Hi,
We are building out a realtime ingestion pipeline using Kafka Indexing
service for Druid. In order to achieve better rollup, I was trying out the
hadoop based reingestion job
http://druid.io/docs/latest/ingestion/update-existing-data.html which
basically uses the datasource itself as the input.
When I ran the job, it failed because it was trying to read segment
metadata from druid_segments table and not from the table,
customprefix_segments, I specified in the metadataUpdateSpec.
"metadataUpdateSpec": {
"connectURI": "jdbc:mysql...",
"password": "XXXXXXX",
"segmentTable": "customprefix_segments",
"type": "mysql",
"user": "XXXXXXXX"
},
Looking at the code, I see that the segmentTable specified in the spec is
actually passed in as pending_segments table (3rd param is for
pending_segments and 4th param is for segments table)

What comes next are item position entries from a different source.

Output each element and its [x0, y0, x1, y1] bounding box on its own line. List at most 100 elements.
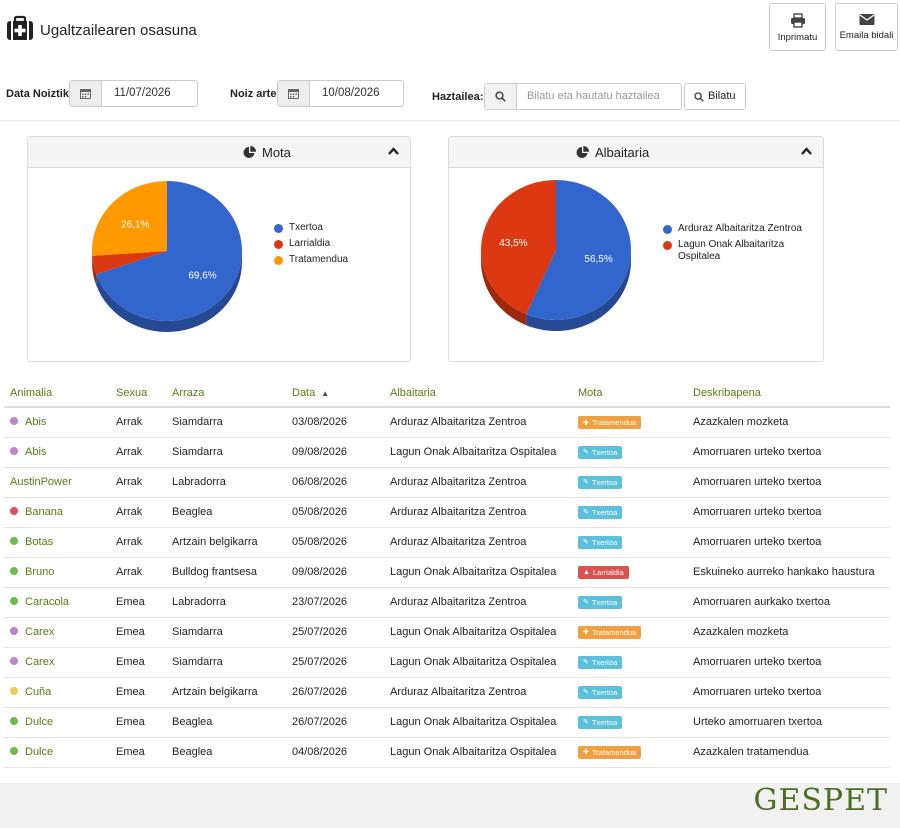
column-header-vet[interactable]: Albaitaria	[384, 380, 572, 408]
pie-slice-side	[481, 250, 527, 326]
table-row[interactable]: Dulce Emea Beaglea 04/08/2026 Lagun Onak Alb…	[4, 737, 890, 768]
cell-description: Amorruaren urteko txertoa	[687, 437, 890, 468]
table-row[interactable]: Banana Arrak Beaglea 05/08/2026 Arduraz Alba…	[4, 497, 890, 528]
txertoa-icon: ✎	[583, 719, 589, 727]
animal-color-dot	[10, 657, 18, 666]
cell-sex: Arrak	[110, 497, 166, 528]
column-header-breed[interactable]: Arraza	[166, 380, 286, 408]
cell-breed: Bulldog frantsesa	[166, 557, 286, 588]
cell-type: ✎ Txertoa	[572, 527, 687, 558]
cell-date: 25/07/2026	[286, 647, 384, 678]
cell-breed: Siamdarra	[166, 407, 286, 438]
cell-animal[interactable]: Carex	[4, 647, 110, 678]
column-header-description[interactable]: Deskribapena	[687, 380, 890, 408]
table-row[interactable]: Carex Emea Siamdarra 25/07/2026 Lagun Onak A…	[4, 617, 890, 648]
cell-sex: Arrak	[110, 527, 166, 558]
to-date-value: 10/08/2026	[322, 87, 380, 99]
calendar-icon[interactable]	[278, 81, 310, 106]
cell-type: ✚ Tratamendua	[572, 407, 687, 438]
pie-slice-arduraz-albaitaritza-zentroa[interactable]	[526, 180, 631, 320]
type-badge-label: Txertoa	[591, 537, 618, 547]
cell-vet: Lagun Onak Albaitaritza Ospitalea	[384, 617, 572, 648]
table-row[interactable]: AustinPower Arrak Labradorra 06/08/2026 Ardu…	[4, 467, 890, 498]
from-date-field[interactable]: 11/07/2026	[69, 80, 198, 107]
legend-item[interactable]: Lagun Onak Albaitaritza Ospitalea	[663, 239, 818, 263]
type-badge: ✚ Tratamendua	[578, 416, 642, 429]
pie-slice-side	[96, 251, 242, 332]
cell-breed: Siamdarra	[166, 617, 286, 648]
cell-animal[interactable]: Bruno	[4, 557, 110, 588]
pie-slice-tratamendua[interactable]	[92, 181, 167, 256]
email-button[interactable]: Emaila bidali	[835, 3, 898, 51]
cell-animal[interactable]: Botas	[4, 527, 110, 558]
column-header-animal[interactable]: Animalia	[4, 380, 110, 408]
table-header-row: Animalia Sexua Arraza Data ▲ Albaitaria M…	[4, 380, 890, 408]
table-row[interactable]: Botas Arrak Artzain belgikarra 05/08/2026 Ar…	[4, 527, 890, 558]
table-row[interactable]: Dulce Emea Beaglea 26/07/2026 Lagun Onak Alb…	[4, 707, 890, 738]
pie-data-label: 43,5%	[499, 238, 527, 249]
cell-animal[interactable]: Abis	[4, 407, 110, 438]
cell-animal[interactable]: AustinPower	[4, 467, 110, 498]
cell-animal[interactable]: Carex	[4, 617, 110, 648]
table-row[interactable]: Caracola Emea Labradorra 23/07/2026 Arduraz …	[4, 587, 890, 618]
cell-description: Amorruaren aurkako txertoa	[687, 587, 890, 618]
table-row[interactable]: Abis Arrak Siamdarra 09/08/2026 Lagun Onak A…	[4, 437, 890, 468]
to-date-field[interactable]: 10/08/2026	[277, 80, 404, 107]
from-date-label: Data Noiztik	[6, 88, 69, 100]
cell-animal[interactable]: Cuña	[4, 677, 110, 708]
chart-panel-title: Albaitaria	[576, 145, 649, 160]
animal-name: Dulce	[25, 746, 54, 758]
type-badge-label: Larrialdia	[592, 568, 624, 577]
table-row[interactable]: Abis Arrak Siamdarra 03/08/2026 Arduraz Alba…	[4, 407, 890, 438]
column-header-type[interactable]: Mota	[572, 380, 687, 408]
type-badge: ✎ Txertoa	[578, 595, 623, 609]
calendar-icon[interactable]	[70, 81, 102, 106]
cell-sex: Arrak	[110, 437, 166, 468]
cell-animal[interactable]: Caracola	[4, 587, 110, 618]
legend-item[interactable]: Tratamendua	[274, 254, 348, 266]
cell-animal[interactable]: Abis	[4, 437, 110, 468]
pie-data-label: 69,6%	[188, 270, 216, 281]
chevron-up-icon[interactable]	[801, 147, 812, 155]
chevron-up-icon[interactable]	[388, 147, 399, 155]
legend-item[interactable]: Txertoa	[274, 222, 348, 234]
cell-breed: Beaglea	[166, 737, 286, 768]
table-body: Abis Arrak Siamdarra 03/08/2026 Arduraz Alba…	[4, 407, 890, 768]
from-date-value: 11/07/2026	[114, 87, 171, 99]
column-header-sex[interactable]: Sexua	[110, 380, 166, 408]
cell-description: Azazkalen mozketa	[687, 617, 890, 648]
type-badge-label: Tratamendua	[591, 418, 637, 427]
cell-animal[interactable]: Banana	[4, 497, 110, 528]
cell-animal[interactable]: Dulce	[4, 737, 110, 768]
cell-breed: Artzain belgikarra	[166, 677, 286, 708]
pie-slice-lagun-onak-albaitaritza-ospitalea[interactable]	[480, 180, 556, 315]
cell-vet: Arduraz Albaitaritza Zentroa	[384, 677, 572, 708]
type-badge-label: Txertoa	[591, 507, 618, 517]
type-badge-label: Tratamendua	[591, 627, 637, 637]
table-row[interactable]: Cuña Emea Artzain belgikarra 26/07/2026 Ardu…	[4, 677, 890, 708]
search-button[interactable]: Bilatu	[684, 83, 746, 110]
cell-date: 25/07/2026	[286, 617, 384, 648]
legend-item[interactable]: Larrialdia	[274, 238, 348, 250]
legend-item[interactable]: Arduraz Albaitaritza Zentroa	[663, 223, 818, 235]
animal-color-dot	[10, 687, 18, 696]
cell-vet: Arduraz Albaitaritza Zentroa	[384, 587, 572, 618]
to-date-label: Noiz arte	[230, 88, 277, 100]
column-header-date[interactable]: Data ▲	[286, 380, 384, 408]
cell-animal[interactable]: Dulce	[4, 707, 110, 738]
breeder-search-input[interactable]: Bilatu eta hautatu haztailea	[484, 83, 682, 110]
type-badge-label: Txertoa	[591, 717, 618, 727]
animal-name: Bruno	[25, 566, 55, 578]
chart-panel-header[interactable]: Mota	[28, 137, 410, 168]
print-button[interactable]: Inprimatu	[769, 3, 826, 51]
table-row[interactable]: Bruno Arrak Bulldog frantsesa 09/08/2026 Lag…	[4, 557, 890, 588]
pie-slice-larrialdia[interactable]	[92, 251, 167, 275]
tratamendua-icon: ✚	[583, 749, 589, 757]
footer: GESPET	[0, 783, 900, 828]
chart-panel-header[interactable]: Albaitaria	[449, 137, 823, 168]
cell-description: Eskuineko aurreko hankako haustura	[687, 557, 890, 588]
animal-color-dot	[10, 507, 18, 516]
chart-title: Mota	[262, 145, 291, 160]
table-row[interactable]: Carex Emea Siamdarra 25/07/2026 Lagun Onak A…	[4, 647, 890, 678]
pie-slice-txertoa[interactable]	[96, 181, 242, 321]
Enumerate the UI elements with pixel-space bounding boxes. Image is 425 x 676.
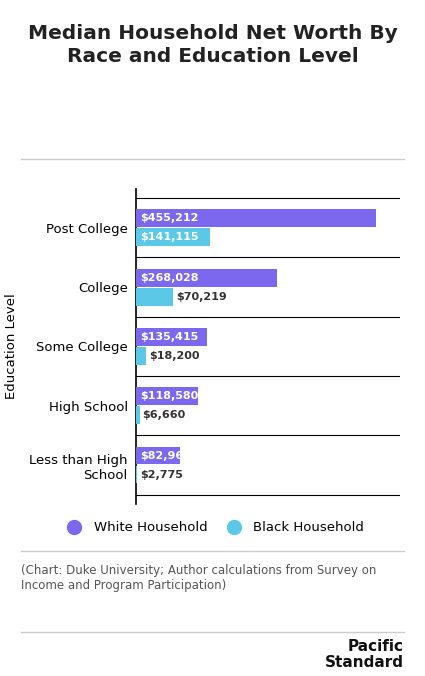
Y-axis label: Education Level: Education Level [5,293,18,400]
Text: $18,200: $18,200 [149,351,199,361]
Bar [136,447,180,464]
Bar [136,466,137,483]
Text: $82,968: $82,968 [140,451,191,460]
Bar [136,347,146,365]
Legend: White Household, Black Household: White Household, Black Household [55,516,370,539]
Text: $6,660: $6,660 [143,410,186,420]
Bar [136,228,210,246]
Text: (Chart: Duke University; Author calculations from Survey on
Income and Program P: (Chart: Duke University; Author calculat… [21,564,377,592]
Text: $118,580: $118,580 [140,391,198,402]
Bar [136,269,277,287]
Text: $2,775: $2,775 [141,470,184,479]
Bar [136,387,198,405]
Bar [136,288,173,306]
Text: $141,115: $141,115 [140,233,199,242]
Text: $135,415: $135,415 [140,332,198,342]
Text: $70,219: $70,219 [176,291,227,301]
Text: Pacific
Standard: Pacific Standard [325,639,404,670]
Text: $455,212: $455,212 [140,214,198,223]
Bar [136,328,207,346]
Text: Median Household Net Worth By
Race and Education Level: Median Household Net Worth By Race and E… [28,24,397,66]
Bar [136,406,139,424]
Text: $268,028: $268,028 [140,272,199,283]
Bar [136,210,376,227]
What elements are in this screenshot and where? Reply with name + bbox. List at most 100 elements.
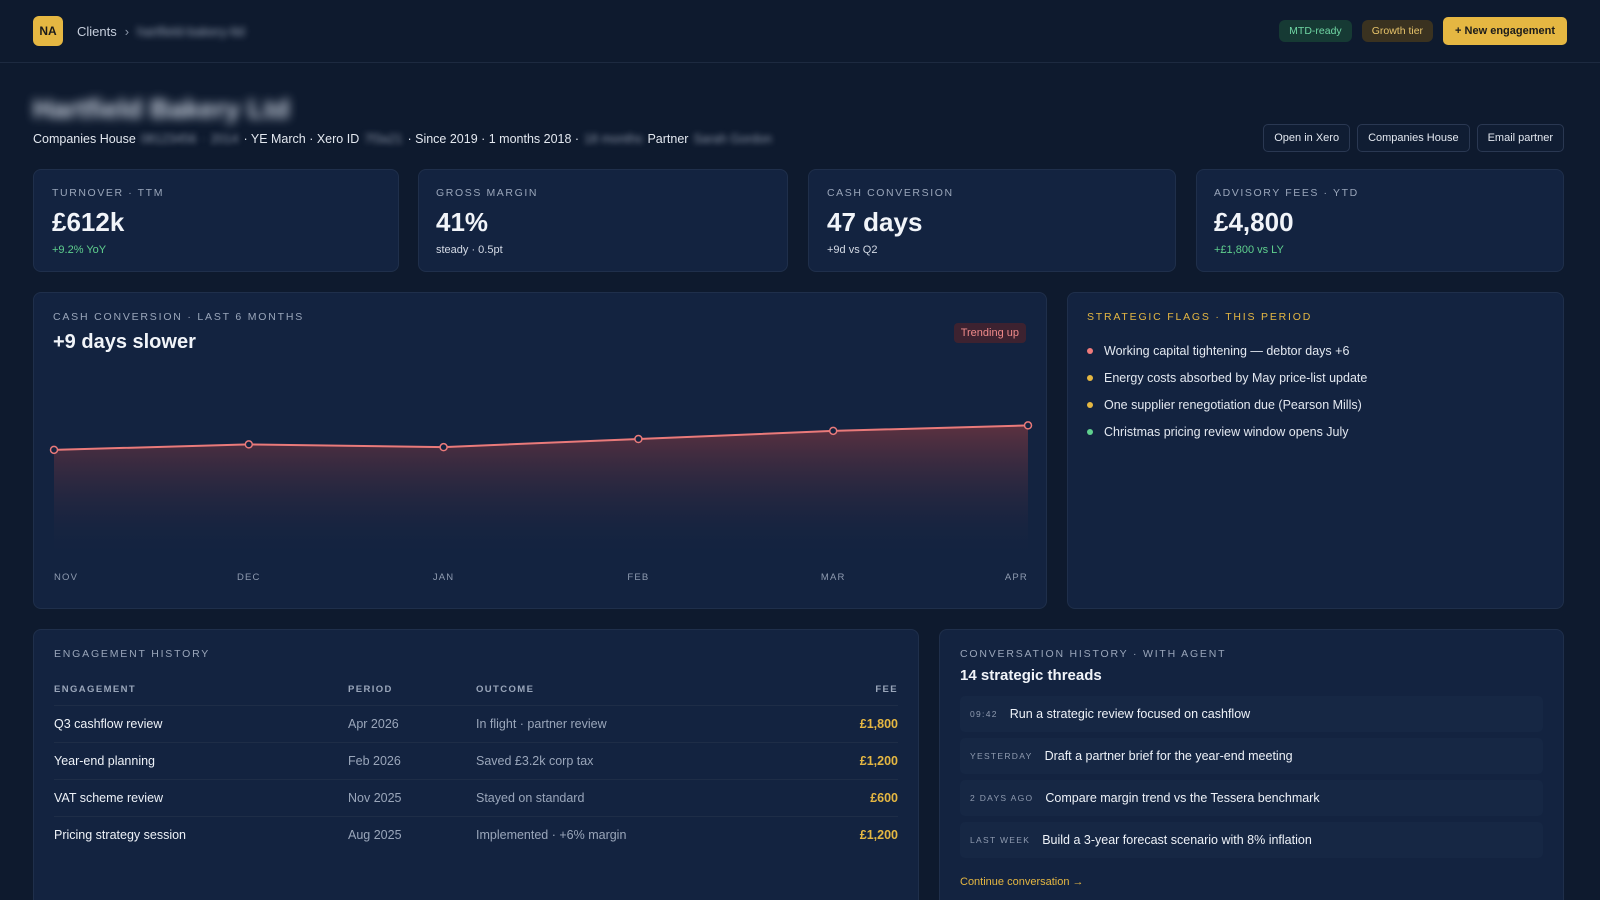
flag-item: Energy costs absorbed by May price-list … <box>1087 364 1544 391</box>
client-meta: Companies House 08123456 · 2014 · YE Mar… <box>33 132 772 146</box>
thread-item[interactable]: YESTERDAY Draft a partner brief for the … <box>960 738 1543 774</box>
conversation-history-card: Conversation history · with agent 14 str… <box>939 629 1564 900</box>
chart-series-line <box>53 424 1029 451</box>
engagement-fee: £1,200 <box>812 816 898 854</box>
kpi-card-advisory-fees: Advisory fees · YTD £4,800 +£1,800 vs LY <box>1196 169 1564 272</box>
engagement-fee: £1,800 <box>812 705 898 743</box>
kpi-card-turnover: Turnover · TTM £612k +9.2% YoY <box>33 169 399 272</box>
breadcrumb: Clients › hartfield-bakery-ltd <box>77 24 245 39</box>
client-since: · Since 2019 · 1 months 2018 · <box>407 132 580 146</box>
conversation-label: Conversation history · with agent <box>960 648 1227 660</box>
flag-text: Energy costs absorbed by May price-list … <box>1104 370 1368 385</box>
companies-house-suffix: 2014 <box>210 132 239 146</box>
companies-house-number: 08123456 <box>140 132 197 146</box>
kpi-label: Gross margin <box>436 187 539 199</box>
engagement-period: Nov 2025 <box>348 779 476 817</box>
thread-item[interactable]: LAST WEEK Build a 3-year forecast scenar… <box>960 822 1543 858</box>
engagement-table: Engagement Period Outcome Fee Q3 cashflo… <box>54 674 898 854</box>
chart-point <box>49 445 59 455</box>
engagement-label: Engagement history <box>54 648 211 660</box>
thread-list: 09:42 Run a strategic review focused on … <box>960 696 1543 858</box>
flag-dot-icon <box>1087 374 1093 381</box>
client-since-blurred: 18 months <box>584 132 643 146</box>
engagement-history-card: Engagement history Engagement Period Out… <box>33 629 919 900</box>
top-bar: NA Clients › hartfield-bakery-ltd MTD-re… <box>0 0 1600 63</box>
engagement-outcome: Stayed on standard <box>476 779 813 817</box>
kpi-value: £612k <box>52 207 125 237</box>
companies-house-button[interactable]: Companies House <box>1357 124 1470 152</box>
kpi-sub: +9.2% YoY <box>52 244 107 256</box>
xero-id: 7f3a21 <box>364 132 403 146</box>
x-tick-label: NOV <box>54 572 78 583</box>
new-engagement-button[interactable]: + New engagement <box>1443 17 1567 45</box>
partner-name: Sarah Gordon <box>693 132 772 146</box>
kpi-value: 41% <box>436 207 489 237</box>
flag-item: Working capital tightening — debtor days… <box>1087 337 1544 364</box>
chart-area <box>54 425 1028 553</box>
year-end: · YE March · Xero ID <box>243 132 360 146</box>
x-tick-label: DEC <box>237 572 261 583</box>
engagement-name: Q3 cashflow review <box>54 705 348 743</box>
continue-conversation-link[interactable]: Continue conversation → <box>960 876 1084 888</box>
email-partner-button[interactable]: Email partner <box>1476 124 1564 152</box>
conversation-title: 14 strategic threads <box>960 667 1102 684</box>
chart-title: +9 days slower <box>53 331 196 353</box>
table-row[interactable]: Q3 cashflow review Apr 2026 In flight · … <box>54 705 898 743</box>
thread-text: Draft a partner brief for the year-end m… <box>1044 749 1293 763</box>
chart-label: Cash conversion · last 6 months <box>53 311 305 323</box>
kpi-value: £4,800 <box>1214 207 1294 237</box>
engagement-fee: £1,200 <box>812 742 898 780</box>
kpi-sub: steady · 0.5pt <box>436 244 503 256</box>
chart-point <box>439 442 448 452</box>
flag-dot-icon <box>1087 347 1093 354</box>
x-tick-label: FEB <box>627 572 649 583</box>
companies-house-label: Companies House <box>33 132 136 146</box>
flag-text: One supplier renegotiation due (Pearson … <box>1104 397 1362 412</box>
thread-item[interactable]: 09:42 Run a strategic review focused on … <box>960 696 1543 732</box>
chevron-right-icon: › <box>124 23 130 39</box>
chart-point <box>244 440 254 449</box>
kpi-sub: +£1,800 vs LY <box>1214 244 1284 256</box>
breadcrumb-clients-link[interactable]: Clients <box>77 23 117 39</box>
kpi-card-gross-margin: Gross margin 41% steady · 0.5pt <box>418 169 788 272</box>
kpi-label: Advisory fees · YTD <box>1214 187 1359 199</box>
trending-up-badge: Trending up <box>953 323 1026 343</box>
breadcrumb-client: hartfield-bakery-ltd <box>137 23 245 39</box>
column-header-fee: Fee <box>875 684 898 695</box>
kpi-label: Cash conversion <box>827 187 954 199</box>
table-row[interactable]: Year-end planning Feb 2026 Saved £3.2k c… <box>54 742 898 780</box>
flag-item: One supplier renegotiation due (Pearson … <box>1087 391 1544 418</box>
avatar[interactable]: NA <box>33 16 63 46</box>
cash-conversion-chart-card: Cash conversion · last 6 months +9 days … <box>33 292 1047 609</box>
flag-dot-icon <box>1087 401 1093 408</box>
table-row[interactable]: Pricing strategy session Aug 2025 Implem… <box>54 816 898 854</box>
thread-item[interactable]: 2 DAYS AGO Compare margin trend vs the T… <box>960 780 1543 816</box>
open-in-xero-button[interactable]: Open in Xero <box>1263 124 1351 152</box>
thread-time: 2 DAYS AGO <box>970 793 1034 803</box>
partner-label: Partner <box>647 132 689 146</box>
engagement-period: Feb 2026 <box>348 742 476 780</box>
thread-time: 09:42 <box>970 709 998 719</box>
column-header-period: Period <box>348 684 393 695</box>
engagement-period: Apr 2026 <box>348 705 476 743</box>
kpi-sub: +9d vs Q2 <box>827 244 878 256</box>
engagement-name: VAT scheme review <box>54 779 348 817</box>
flag-text: Christmas pricing review window opens Ju… <box>1104 424 1349 439</box>
flag-text: Working capital tightening — debtor days… <box>1104 343 1350 358</box>
engagement-fee: £600 <box>812 779 898 817</box>
x-tick-label: JAN <box>433 572 455 583</box>
thread-time: LAST WEEK <box>970 835 1031 845</box>
kpi-value: 47 days <box>827 207 923 237</box>
x-tick-label: APR <box>1005 572 1028 583</box>
engagement-period: Aug 2025 <box>348 816 476 854</box>
engagement-outcome: In flight · partner review <box>476 705 813 743</box>
table-row[interactable]: VAT scheme review Nov 2025 Stayed on sta… <box>54 779 898 817</box>
kpi-card-cash-conversion: Cash conversion 47 days +9d vs Q2 <box>808 169 1176 272</box>
engagement-name: Pricing strategy session <box>54 816 348 854</box>
cash-conversion-chart: NOV DEC JAN FEB MAR APR <box>49 421 1033 583</box>
page-title: Hartfield Bakery Ltd <box>33 94 290 124</box>
chart-point <box>828 426 838 436</box>
mtd-ready-badge: MTD-ready <box>1279 19 1352 43</box>
flag-dot-icon <box>1087 428 1093 435</box>
chart-point <box>1023 421 1033 430</box>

https://github.com/apache/incubator-druid/blob/master/indexing-hadoop/src/main/java/org/apache/druid/indexer/updater/MetadataStorageUpdaterJobSpec.java#L92
As a result, the re-ingestion job tries to read from the default segments
table named DRUID_SEGMENTS which isn't present.
Is this intentional or a bug?
Is there a way to configure the segments table name for this kind of
re-ingestion job?